Bijdrage aan het Nationaal verkeerskundecongres, 6 november 2013
Uit het keuzeschema volgt dat als eventuele aanpassingen aan het wegontwerp niet mogelijk zijn of niet volstaan, en als geen van de overige functies van verlichting nodig is, er actieve markering kan worden ingezet. Voorbeelden zijn bochten in provinciale wegen in verder duistere omgeving en het accentueren van middenbermen bij oversteekplaatsen. In de volgende paragraaf staat benoemd waar actieve markering wordt toegepast. Naast het toepassen van actieve markering als zelfstandig systeem zijn er diverse tussenvormen mogelijk, waarbij verlichting met actieve markering gecombineerd wordt. Het is bijvoorbeeld mogelijk dat de hiervoor genoemde functies van verlichting alleen tijdens een deel van de nacht van toepassing zijn. In dat geval zal voor het resterende deel van de nacht de verlichting gedimd kunnen worden of helemaal uitgeschakeld, Als gedurende die periode een extra geleiding gewenst is, wordt bij het uitschakelen van de verlichting gelijktijdig de actieve markering aangezet. De combinatie is in dat geval in tijd: de systemen wisselen elkaar af. Actieve markering wordt meestal niet gecombineerd met gedimde mastverlichting omdat gedimde mastverlichting, zelfs bij dimmen tot 10% van de lichtsterkte, er voor zorgt dat de geleidende functie van passieve markering behouden kan blijven. Per situatie wordt beschouwd of gedimde verlichting in voldoende mate in geleiding voorziet. Uit oogpunt van duurzaamheid en wellicht ook van kosten verdient het sterke aanbeveling om afwegingen voor het toepassen van actieve markering niet alleen voor nieuwe systemen te maken, maar ook bij vervanging of renovatie van bestaande systemen, of bij structurele veranderingen in het verkeersbeeld op een weg. 2.3.

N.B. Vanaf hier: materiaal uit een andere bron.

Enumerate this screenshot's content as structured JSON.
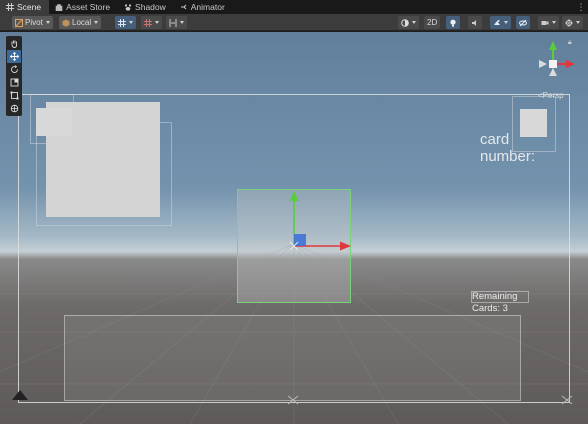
{
  "tabs": [
    {
      "label": "Scene",
      "icon": "grid-icon",
      "active": true
    },
    {
      "label": "Asset Store",
      "icon": "store-icon",
      "active": false
    },
    {
      "label": "Shadow",
      "icon": "paw-icon",
      "active": false
    },
    {
      "label": "Animator",
      "icon": "animator-icon",
      "active": false
    }
  ],
  "toolbar": {
    "pivot_label": "Pivot",
    "local_label": "Local",
    "mode_2d_label": "2D"
  },
  "scene": {
    "card_number_text": "card\nnumber:",
    "remaining_text": "Remaining\nCards: 3",
    "projection_label": "<Persp"
  },
  "colors": {
    "accent_blue": "#46607c",
    "selection_green": "#7ad27a",
    "axis_x": "#e0383b",
    "axis_y": "#5acd3c",
    "axis_z": "#3a6fd8"
  }
}
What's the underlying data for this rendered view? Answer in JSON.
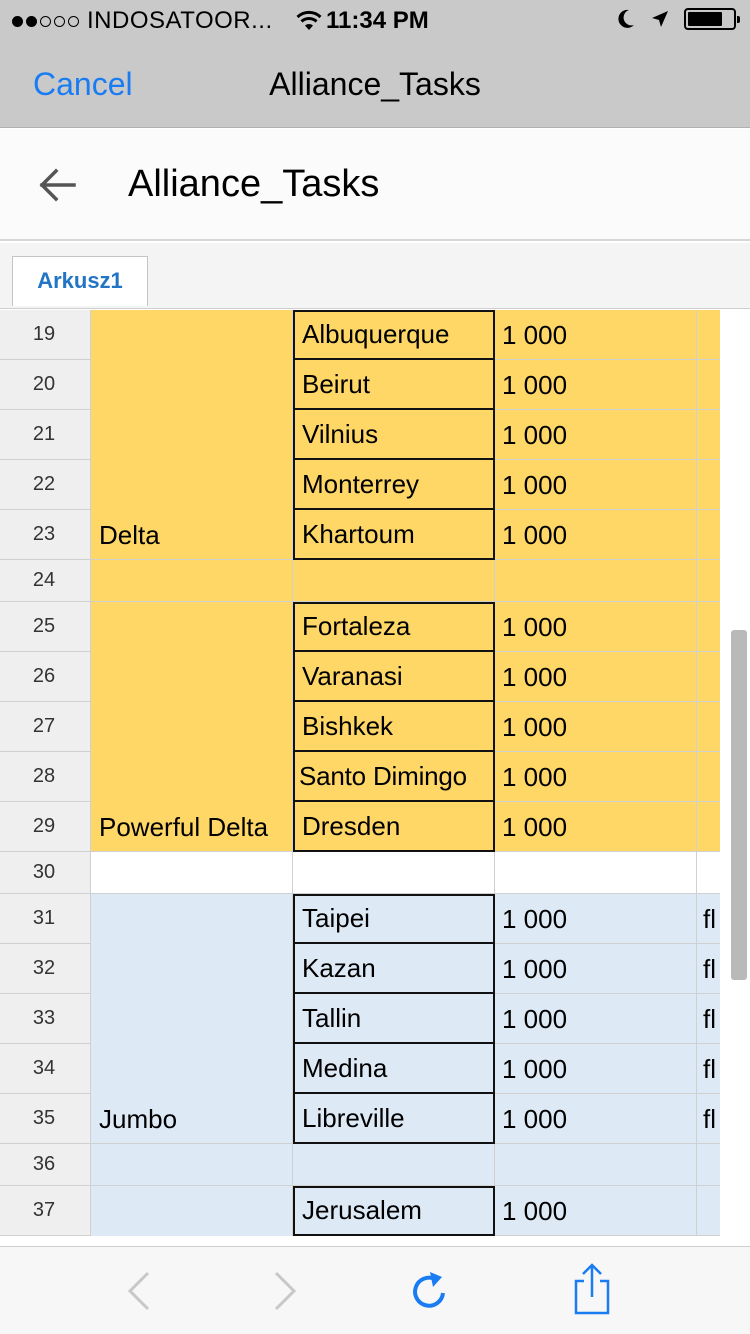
{
  "status": {
    "carrier": "INDOSATOOR...",
    "time": "11:34 PM",
    "signal_dots": [
      true,
      true,
      false,
      false,
      false
    ],
    "battery_level": 0.78
  },
  "nav": {
    "cancel_label": "Cancel",
    "title": "Alliance_Tasks"
  },
  "doc": {
    "title": "Alliance_Tasks"
  },
  "sheet_tabs": [
    "Arkusz1"
  ],
  "colors": {
    "yellow": "#fed766",
    "blue": "#dde9f5",
    "accent": "#1a7cf2",
    "tab_text": "#2275c5"
  },
  "groups": [
    {
      "label": "Delta",
      "label_row": 23,
      "color": "yellow"
    },
    {
      "label": "Powerful Delta",
      "label_row": 29,
      "color": "yellow"
    },
    {
      "label": "Jumbo",
      "label_row": 35,
      "color": "blue"
    }
  ],
  "rows": [
    {
      "num": "19",
      "city": "Albuquerque",
      "value": "1 000",
      "extra": "",
      "color": "yellow"
    },
    {
      "num": "20",
      "city": "Beirut",
      "value": "1 000",
      "extra": "",
      "color": "yellow"
    },
    {
      "num": "21",
      "city": "Vilnius",
      "value": "1 000",
      "extra": "",
      "color": "yellow"
    },
    {
      "num": "22",
      "city": "Monterrey",
      "value": "1 000",
      "extra": "",
      "color": "yellow"
    },
    {
      "num": "23",
      "city": "Khartoum",
      "value": "1 000",
      "extra": "",
      "color": "yellow"
    },
    {
      "num": "24",
      "city": "",
      "value": "",
      "extra": "",
      "color": "yellow"
    },
    {
      "num": "25",
      "city": "Fortaleza",
      "value": "1 000",
      "extra": "",
      "color": "yellow"
    },
    {
      "num": "26",
      "city": "Varanasi",
      "value": "1 000",
      "extra": "",
      "color": "yellow"
    },
    {
      "num": "27",
      "city": "Bishkek",
      "value": "1 000",
      "extra": "",
      "color": "yellow"
    },
    {
      "num": "28",
      "city": "Santo Dimingo",
      "value": "1 000",
      "extra": "",
      "color": "yellow"
    },
    {
      "num": "29",
      "city": "Dresden",
      "value": "1 000",
      "extra": "",
      "color": "yellow"
    },
    {
      "num": "30",
      "city": "",
      "value": "",
      "extra": "",
      "color": "white"
    },
    {
      "num": "31",
      "city": "Taipei",
      "value": "1 000",
      "extra": "fl",
      "color": "blue"
    },
    {
      "num": "32",
      "city": "Kazan",
      "value": "1 000",
      "extra": "fl",
      "color": "blue"
    },
    {
      "num": "33",
      "city": "Tallin",
      "value": "1 000",
      "extra": "fl",
      "color": "blue"
    },
    {
      "num": "34",
      "city": "Medina",
      "value": "1 000",
      "extra": "fl",
      "color": "blue"
    },
    {
      "num": "35",
      "city": "Libreville",
      "value": "1 000",
      "extra": "fl",
      "color": "blue"
    },
    {
      "num": "36",
      "city": "",
      "value": "",
      "extra": "",
      "color": "blue"
    },
    {
      "num": "37",
      "city": "Jerusalem",
      "value": "1 000",
      "extra": "",
      "color": "blue"
    }
  ],
  "toolbar": {
    "icons": [
      "back-icon",
      "forward-icon",
      "reload-icon",
      "share-icon"
    ]
  }
}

Waar wordt actieve markering toegepast Typen wegen Actieve markering is toepasbaar op alle typen wegen en fietspaden. Buiten de bebouwde kom Het belangrijkste toepassingsgebied wordt gevormd door wegen buiten de bebouwde kom. Juist daar kan veelal worden volstaan met alleen het tonen van het verloop van de weg en is er de wens om de duisternis te koesteren. De wegen kennen een grote verscheidenheid in verkeersintensiteiten, vormgeving en inrichting. Dit betekent dat de toepassing van actieve markering altijd, per locatie, op maat gemaakt moet worden. Ook op autosnelwegen kan actieve markering worden toegepast, bijvoorbeeld op plaatsen waar de verkeersintensiteit (net) onder de grens is waar voor verlichting wordt gekozen of in natuurgebieden waar verlichting ongewenst is. Toepassing op de hoofdrijbaan is vanwege de gehanteerde boogstralen niet waarschijnlijk. Delen van rijkswegen waar actieve markering wel zal worden toegepast zijn toe- en afritten en verbindingswegen. Binnen de bebouwde kom Binnen de bebouwde kom wordt meestal gekozen worden voor verlichting, omdat de weggebruikers vanwege de niet-homogene samenstelling van het verkeer (zowel in massa als in snelheid) goed herkenbaar moeten zijn. Toch zijn er soms ook binnen de bebouwde kom locaties aan te wijzen waar actieve markering kan worden toegepast. Voorbeelden zijn wegen die alleen voor autoverkeer toegankelijk zijn, rondwegen of sommige wegen door parken. Op wegen met een maximum snelheid van 30 km/h is de snelheid zo laag dat de reikwijdte van de koplampen voldoende tijd biedt om tijdig te kunnen anticiperen op de komende verkeerssituatie. Actieve markering zal bij deze snelheid dus niet worden toegepast.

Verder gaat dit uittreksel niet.